Coon said the state also is trying new technologies to minimize rutting.

Early warning

Bellevue: Main Street will close from 7 a.m. to 6 p.m. between 112th Avenue and 116th Avenue tomorrow so crews can stripe the new pavement and do other post-paving work.

Issaquah: Expect weekday lane closures this month on East Lake Sammamish Parkway near Southeast 56th Street from 9 a.m. to 3 p.m., and occasionally at night, as crews install a sewer line. Work will continue along the parkway to Southeast 43rd Way. Crews also are working along Southeast 56th Street and Northwest Sammamish Road.

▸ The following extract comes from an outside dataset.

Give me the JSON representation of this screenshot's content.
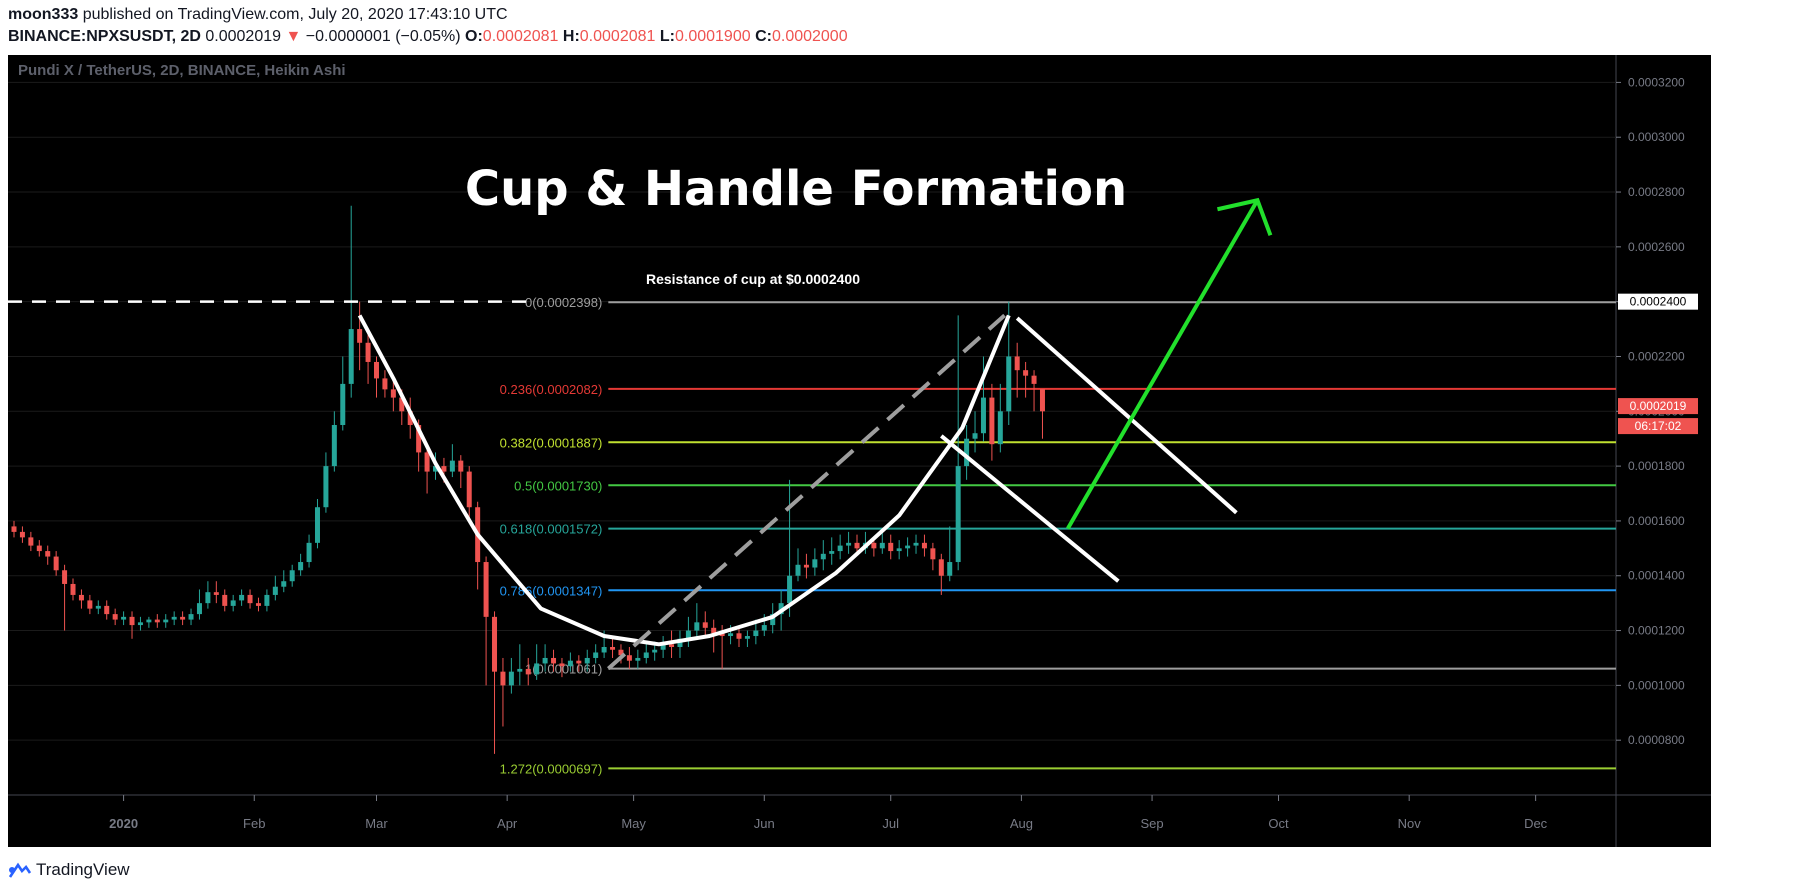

Bellevue: Bellevue Way will be closed for paving from 9 p.m. to 6 a.m. Monday through Saturday between Main and Northeast Eighth streets. Expect daytime lane closures on Bellevue Way from 7 a.m. to 4 p.m. between Main and Southeast Eighth streets Monday through Friday for concrete work. Detours will be marked.

Bellevue: The ramp from Bellevue Way to eastbound Interstate 90 and Interstate 405 will close at 10 tonight until 5 a.m. tomorrow so crews can move heavy equipment used to retrofit the I-90 floating bridge. Detours will be marked.